Finland is named the happiest country in the world for the sixth year in a row, according to the World Happiness Report.
But what about New Zealand, you might ask? Well, it turns out that while New Zealand still ranks pretty high, coming in at tenth place, the country has actually seen a decline in overall happiness over the past ten years.
The World Happiness Report measures a country’s happiness using a variety of factors, including wealth, social support, health, freedom to travel, generosity, and corruption. While Finland continues to dominate the top of the rankings, other Northern European countries like Denmark and Iceland are also doing pretty well.
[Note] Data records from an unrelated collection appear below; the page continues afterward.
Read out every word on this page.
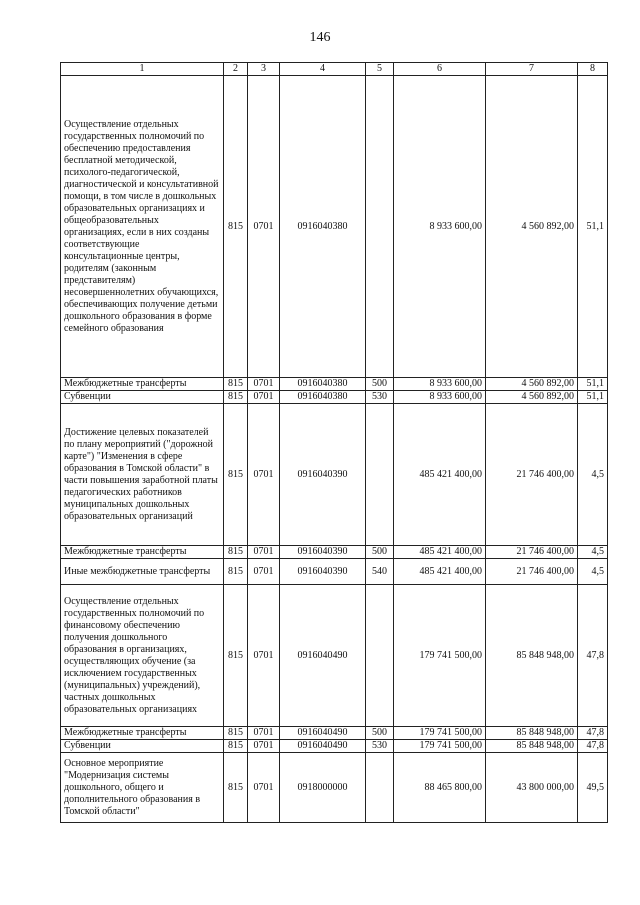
146
1	2	3	4	5	6	7	8
Осуществление отдельных государственных полномочий по обеспечению предоставления бесплатной методической, психолого-педагогической, диагностической и консультативной помощи, в том числе в дошкольных образовательных организациях и общеобразовательных организациях, если в них созданы соответствующие консультационные центры, родителям (законным представителям) несовершеннолетних обучающихся, обеспечивающих получение детьми дошкольного образования в форме семейного образования	815	0701	0916040380		8 933 600,00	4 560 892,00	51,1
Межбюджетные трансферты	815	0701	0916040380	500	8 933 600,00	4 560 892,00	51,1
Субвенции	815	0701	0916040380	530	8 933 600,00	4 560 892,00	51,1
Достижение целевых показателей по плану мероприятий ("дорожной карте") "Изменения в сфере образования в Томской области" в части повышения заработной платы педагогических работников муниципальных дошкольных образовательных организаций	815	0701	0916040390		485 421 400,00	21 746 400,00	4,5
Межбюджетные трансферты	815	0701	0916040390	500	485 421 400,00	21 746 400,00	4,5
Иные межбюджетные трансферты	815	0701	0916040390	540	485 421 400,00	21 746 400,00	4,5
Осуществление отдельных государственных полномочий по финансовому обеспечению получения дошкольного образования в организациях, осуществляющих обучение (за исключением государственных (муниципальных) учреждений), частных дошкольных образовательных организациях	815	0701	0916040490		179 741 500,00	85 848 948,00	47,8
Межбюджетные трансферты	815	0701	0916040490	500	179 741 500,00	85 848 948,00	47,8
Субвенции	815	0701	0916040490	530	179 741 500,00	85 848 948,00	47,8
Основное мероприятие "Модернизация системы дошкольного, общего и дополнительного образования в Томской области"	815	0701	0918000000		88 465 800,00	43 800 000,00	49,5
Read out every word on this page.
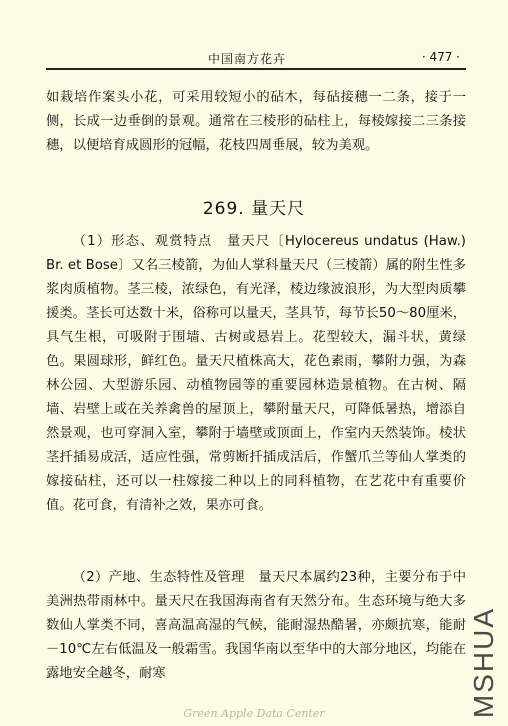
中国南方花卉	· 477 ·

如栽培作案头小花，可采用较短小的砧木，每砧接穗一二条，接于一侧，长成一边垂倒的景观。通常在三棱形的砧柱上，每棱嫁接二三条接穗，以便培育成圆形的冠幅，花枝四周垂展，较为美观。

269. 量天尺

（1）形态、观赏特点　量天尺〔Hylocereus undatus (Haw.) Br. et Bose〕又名三棱箭，为仙人掌科量天尺（三棱箭）属的附生性多浆肉质植物。茎三棱，浓绿色，有光泽，棱边缘波浪形，为大型肉质攀援类。茎长可达数十米，俗称可以量天，茎具节，每节长50～80厘米，具气生根，可吸附于围墙、古树或悬岩上。花型较大，漏斗状，黄绿色。果圆球形，鲜红色。量天尺植株高大，花色素雨，攀附力强，为森林公园、大型游乐园、动植物园等的重要园林造景植物。在古树、隔墙、岩壁上或在关养禽兽的屋顶上，攀附量天尺，可降低暑热，增添自然景观，也可穿洞入室，攀附于墙壁或顶面上，作室内天然装饰。棱状茎扦插易成活，适应性强，常剪断扦插成活后，作蟹爪兰等仙人掌类的嫁接砧柱，还可以一柱嫁接二种以上的同科植物，在艺花中有重要价值。花可食，有清补之效，果亦可食。

（2）产地、生态特性及管理　量天尺本属约23种，主要分布于中美洲热带雨林中。量天尺在我国海南省有天然分布。生态环境与绝大多数仙人掌类不同，喜高温高湿的气候，能耐湿热酷暑，亦颇抗寒，能耐－10℃左右低温及一般霜雪。我国华南以至华中的大部分地区，均能在露地安全越冬，耐寒	MSHUA
Green Apple Data Center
New Zealand and Israel are the only outliers in the top ten, with most of the happiest countries being in Northern Europe.
To celebrate its status as the happiest country in the world, Finland’s national tourism board has even launched a four-day “Masterclass of Happiness” to teach visitors the Finnish way of contentment.
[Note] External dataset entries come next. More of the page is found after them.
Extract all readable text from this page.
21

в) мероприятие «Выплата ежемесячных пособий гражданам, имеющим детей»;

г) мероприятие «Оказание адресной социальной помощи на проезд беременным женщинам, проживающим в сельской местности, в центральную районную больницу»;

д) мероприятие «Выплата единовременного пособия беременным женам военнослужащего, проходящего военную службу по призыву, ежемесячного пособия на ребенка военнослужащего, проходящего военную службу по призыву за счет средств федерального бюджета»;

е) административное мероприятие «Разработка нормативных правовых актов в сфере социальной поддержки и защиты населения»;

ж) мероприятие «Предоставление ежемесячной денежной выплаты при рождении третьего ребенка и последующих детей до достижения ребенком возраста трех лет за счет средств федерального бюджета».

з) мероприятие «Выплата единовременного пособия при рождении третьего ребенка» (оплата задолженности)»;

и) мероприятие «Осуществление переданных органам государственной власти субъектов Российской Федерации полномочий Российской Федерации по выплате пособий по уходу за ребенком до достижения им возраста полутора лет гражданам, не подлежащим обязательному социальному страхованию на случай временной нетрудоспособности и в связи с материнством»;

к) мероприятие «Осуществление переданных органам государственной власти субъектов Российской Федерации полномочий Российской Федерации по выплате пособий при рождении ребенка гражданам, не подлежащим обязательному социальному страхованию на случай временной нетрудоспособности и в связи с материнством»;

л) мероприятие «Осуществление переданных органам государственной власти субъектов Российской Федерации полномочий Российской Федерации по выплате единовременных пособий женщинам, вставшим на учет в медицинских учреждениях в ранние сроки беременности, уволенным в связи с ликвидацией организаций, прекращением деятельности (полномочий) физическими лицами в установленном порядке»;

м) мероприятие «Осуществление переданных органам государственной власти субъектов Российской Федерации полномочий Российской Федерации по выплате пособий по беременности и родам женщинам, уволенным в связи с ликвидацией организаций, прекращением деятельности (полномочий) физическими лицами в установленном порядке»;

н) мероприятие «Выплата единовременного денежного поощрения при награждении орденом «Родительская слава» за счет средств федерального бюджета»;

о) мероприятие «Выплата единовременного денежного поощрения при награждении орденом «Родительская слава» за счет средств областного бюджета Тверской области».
So what’s going on with New Zealand’s decline in happiness?
While the country is still doing pretty well overall, its happiness score has dropped by 0.077 to 7.123 over the past decade.
But New Zealand isn’t the only country experiencing a decline in happiness. Western Europe and North America have seen the biggest drops in happiness, while Eastern Europe and Sub-Saharan Africa have seen improvements. Despite these fluctuations, the Happiness Report claims that global life satisfaction averages are comparable to pre-pandemic years.